Two Faces of Islam

Two distinct factions of a religion -- one extremist, the other orthodox -- are vying for the minds and souls of Miami's Muslims

"Many of our preachers are still tools in the hands of their former slave masters, simply doing their bidding and following their instructions," Moss accuses. "Our oppressors do not want us to come together, do not want us to join together, to become a force. And because I'm having intimate fellowship with Minister Farrakhan and the Nation of Islam, I am now anathema."

As Moss condemns his fellow ministers' demonization of Farrakhan, the Nation of Islam and its supporters are also quick to decry the treatment the NOI gets in the mainstream media. Nonetheless, the mass media have given Louis Farrakhan far better name recognition than that of any other Muslim leader in America. "Farrakhan's Nation of Islam is the beneficiary of white media anxiety, just as Elijah Muhammad's was," says Paul Lee.

Members of Masjid Al-Ansar express some frustration at Farrakhan's high profile, while their national leader -- who, in addition to being a less compelling orator than Farrakhan, is also far less inclined to make inflammatory racial or political statements -- gets relatively little ink.
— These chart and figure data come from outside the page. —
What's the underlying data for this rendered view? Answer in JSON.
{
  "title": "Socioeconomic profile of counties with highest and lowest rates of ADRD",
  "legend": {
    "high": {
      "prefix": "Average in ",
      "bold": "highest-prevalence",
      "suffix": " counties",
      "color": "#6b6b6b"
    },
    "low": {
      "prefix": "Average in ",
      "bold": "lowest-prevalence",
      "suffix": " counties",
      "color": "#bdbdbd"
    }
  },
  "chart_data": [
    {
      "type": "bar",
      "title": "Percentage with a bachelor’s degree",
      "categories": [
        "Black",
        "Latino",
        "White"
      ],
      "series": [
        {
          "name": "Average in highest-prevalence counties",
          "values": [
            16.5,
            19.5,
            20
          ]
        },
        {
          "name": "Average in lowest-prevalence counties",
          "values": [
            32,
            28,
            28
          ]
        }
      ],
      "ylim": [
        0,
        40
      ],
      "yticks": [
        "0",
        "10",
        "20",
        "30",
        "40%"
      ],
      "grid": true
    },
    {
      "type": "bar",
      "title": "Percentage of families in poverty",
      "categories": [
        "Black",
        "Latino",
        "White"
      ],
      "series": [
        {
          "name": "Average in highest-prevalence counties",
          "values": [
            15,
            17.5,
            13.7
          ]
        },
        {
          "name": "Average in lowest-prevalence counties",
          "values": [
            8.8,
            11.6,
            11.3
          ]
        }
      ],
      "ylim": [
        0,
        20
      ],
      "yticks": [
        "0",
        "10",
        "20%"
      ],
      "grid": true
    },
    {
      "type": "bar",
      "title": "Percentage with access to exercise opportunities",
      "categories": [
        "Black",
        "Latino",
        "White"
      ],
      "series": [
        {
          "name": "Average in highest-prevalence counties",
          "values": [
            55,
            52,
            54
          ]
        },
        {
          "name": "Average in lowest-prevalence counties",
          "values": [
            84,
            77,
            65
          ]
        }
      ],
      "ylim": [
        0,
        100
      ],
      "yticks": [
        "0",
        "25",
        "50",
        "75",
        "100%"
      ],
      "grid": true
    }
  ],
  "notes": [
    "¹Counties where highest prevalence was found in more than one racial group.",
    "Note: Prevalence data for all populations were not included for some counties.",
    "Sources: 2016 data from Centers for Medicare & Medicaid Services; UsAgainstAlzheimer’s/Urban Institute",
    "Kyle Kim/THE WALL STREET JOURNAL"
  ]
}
"Some of the media is sensation-seeking, not truth-seeking. I believe they're giving this kind of publicity to Farrakhan to distract the American public, because now that the clear teaching of the Qur'an has come on the scene, they really don't want that to be heard," Melvin Sabree posits. "If that is heard, not just by African Americans, if that is heard by human beings in general, that's going to touch something in the core of their being, and they're going to respond to that truth. Then you're going to start to have some people want to make some changes, massive changes, about what's going on in society -- good changes, positive changes.